All Blacks v France: $3m makes it TAB's biggest night

Richie McCaw celebrates the All Blacks win. Photo / Paul Estcourt
Richie McCaw celebrates the All Blacks win. Photo / Paul Estcourt

About $3 million was bet on last night's Rugby World Cup final - making it the biggest day for the TAB ever.

One TAB customer spent $40,000 on bets, placing $20,000 on the All Blacks to win 11-20, which was paying $2.85, and another $20,000 for them to win 11-30, which was paying $3.40.

Another punter had placed $50,000 on the first points to come from an All Black penalty. Piri Weepu missed the first chance at points - from a penalty.

TAB bookmaker Mark Stafford said the bets kept rolling in right up until the end of the match. By 8.30pm, he said they were about to hit $3 million turnover.

"It's just been astronomical," he said. "I think just about everyone in the country has $5 or $10 bets on something in the game."

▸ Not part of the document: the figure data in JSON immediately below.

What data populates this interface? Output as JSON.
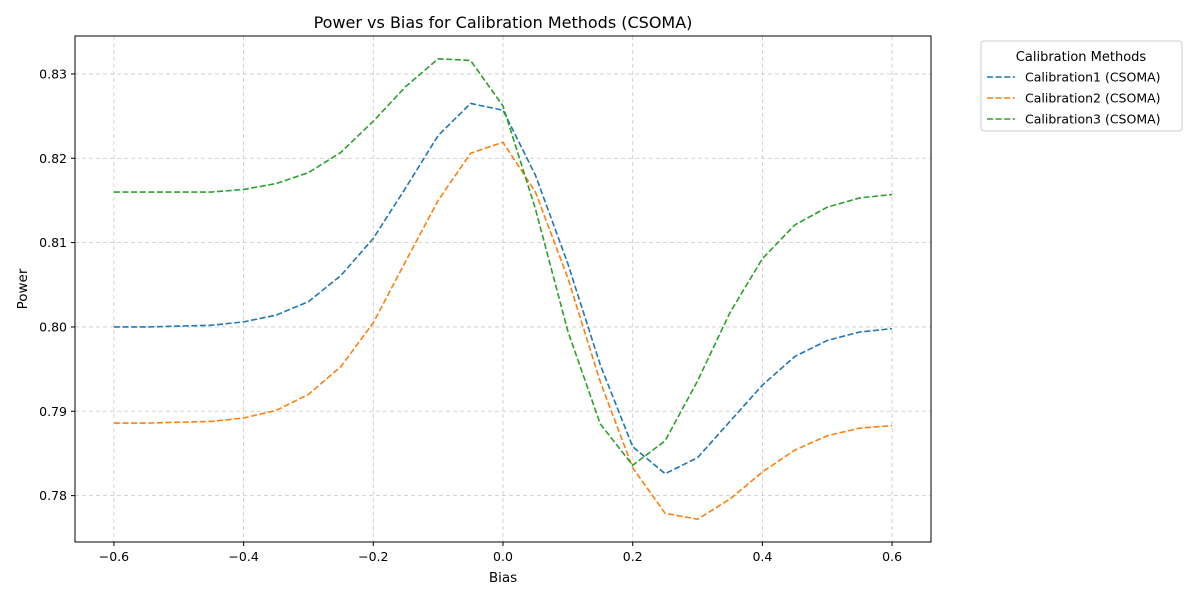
{
  "chart_data": {
    "type": "line",
    "title": "Power vs Bias for Calibration Methods (CSOMA)",
    "xlabel": "Bias",
    "ylabel": "Power",
    "xlim": [
      -0.66,
      0.66
    ],
    "ylim": [
      0.7745,
      0.8345
    ],
    "x_ticks": [
      -0.6,
      -0.4,
      -0.2,
      0.0,
      0.2,
      0.4,
      0.6
    ],
    "x_tick_labels": [
      "−0.6",
      "−0.4",
      "−0.2",
      "0.0",
      "0.2",
      "0.4",
      "0.6"
    ],
    "y_ticks": [
      0.78,
      0.79,
      0.8,
      0.81,
      0.82,
      0.83
    ],
    "y_tick_labels": [
      "0.78",
      "0.79",
      "0.80",
      "0.81",
      "0.82",
      "0.83"
    ],
    "grid": true,
    "line_style": "dashed",
    "legend_title": "Calibration Methods",
    "legend_position": "outside-top-right",
    "x": [
      -0.6,
      -0.55,
      -0.5,
      -0.45,
      -0.4,
      -0.35,
      -0.3,
      -0.25,
      -0.2,
      -0.15,
      -0.1,
      -0.05,
      0.0,
      0.05,
      0.1,
      0.15,
      0.2,
      0.25,
      0.3,
      0.35,
      0.4,
      0.45,
      0.5,
      0.55,
      0.6
    ],
    "series": [
      {
        "name": "Calibration1 (CSOMA)",
        "color": "#1f77b4",
        "values": [
          0.8,
          0.8,
          0.8001,
          0.8002,
          0.8006,
          0.8014,
          0.803,
          0.8061,
          0.8105,
          0.8165,
          0.8227,
          0.8265,
          0.8257,
          0.818,
          0.8075,
          0.7955,
          0.7858,
          0.7826,
          0.7845,
          0.7888,
          0.7931,
          0.7965,
          0.7984,
          0.7994,
          0.7998
        ]
      },
      {
        "name": "Calibration2 (CSOMA)",
        "color": "#ff7f0e",
        "values": [
          0.7886,
          0.7886,
          0.7887,
          0.7888,
          0.7892,
          0.7901,
          0.792,
          0.7953,
          0.8005,
          0.8078,
          0.815,
          0.8206,
          0.8219,
          0.816,
          0.8058,
          0.7935,
          0.7833,
          0.7779,
          0.7772,
          0.7796,
          0.7828,
          0.7854,
          0.7871,
          0.788,
          0.7883
        ]
      },
      {
        "name": "Calibration3 (CSOMA)",
        "color": "#2ca02c",
        "values": [
          0.816,
          0.816,
          0.816,
          0.816,
          0.8163,
          0.817,
          0.8183,
          0.8207,
          0.8244,
          0.8285,
          0.8318,
          0.8316,
          0.8262,
          0.814,
          0.7995,
          0.7885,
          0.7836,
          0.7865,
          0.7936,
          0.8017,
          0.8081,
          0.8121,
          0.8142,
          0.8153,
          0.8157
        ]
      }
    ]
  }
}
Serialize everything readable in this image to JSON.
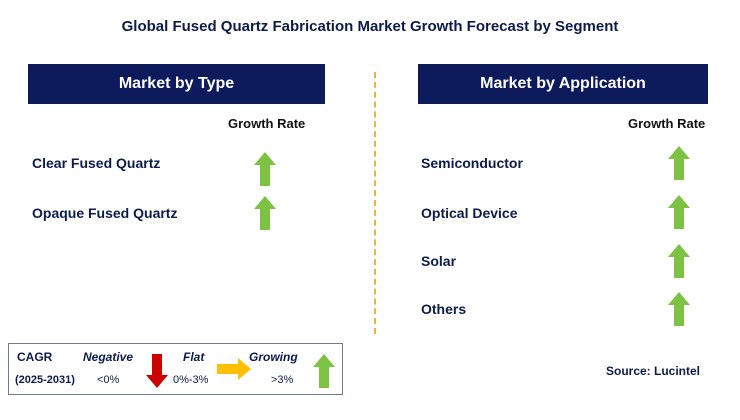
{
  "title": "Global Fused Quartz Fabrication Market Growth Forecast by Segment",
  "colors": {
    "header_bg": "#0d1b5c",
    "text": "#0d1b4c",
    "up_arrow": "#7dc242",
    "down_arrow": "#cc0000",
    "flat_arrow": "#ffc000",
    "divider": "#f5b32c"
  },
  "chart_data": {
    "type": "table",
    "title": "Global Fused Quartz Fabrication Market Growth Forecast by Segment",
    "panels": [
      {
        "header": "Market by Type",
        "column_label": "Growth Rate",
        "rows": [
          {
            "label": "Clear Fused Quartz",
            "growth": "Growing"
          },
          {
            "label": "Opaque Fused Quartz",
            "growth": "Growing"
          }
        ]
      },
      {
        "header": "Market by Application",
        "column_label": "Growth Rate",
        "rows": [
          {
            "label": "Semiconductor",
            "growth": "Growing"
          },
          {
            "label": "Optical Device",
            "growth": "Growing"
          },
          {
            "label": "Solar",
            "growth": "Growing"
          },
          {
            "label": "Others",
            "growth": "Growing"
          }
        ]
      }
    ],
    "legend": {
      "title": "CAGR",
      "period": "(2025-2031)",
      "items": [
        {
          "name": "Negative",
          "range": "<0%",
          "icon": "down-arrow-icon"
        },
        {
          "name": "Flat",
          "range": "0%-3%",
          "icon": "right-arrow-icon"
        },
        {
          "name": "Growing",
          "range": ">3%",
          "icon": "up-arrow-icon"
        }
      ]
    },
    "source": "Source: Lucintel"
  }
}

The final was the biggest event in the betting agency's history and broke the previous recordholder, the David Tua-Lennox Lewis boxing match in 2000, on which the TAB took in $2.1 million.

"That's an 11-year record that's been broken. That's huge for us."

Mr Stafford said that while there had been a lot of bets in the thousands and many in the hundreds of dollars, the smaller $10 and $20 ones were the cause of the final being the highest-grossing event.

"All those littler ones add up and there's lots of people making those smaller ones."

Israel Dagg was the clear favourite to score the first try, Mr Stafford said.

In December, one dedicated All Black fan bet $70,000 New Zealand would make it to the final and win the Webb Ellis Cup. An All Black win would mean that person would double his or her money.

The TAB provided some creative options for its customers for a bit of fun, for example the odds of Piri Weepu getting more points than Grant Fox did in the 1987 final were at $3.25.

Last night, the betting agency was paying $1.09 for the All Blacks to take home the cup and $6.50 for France to win.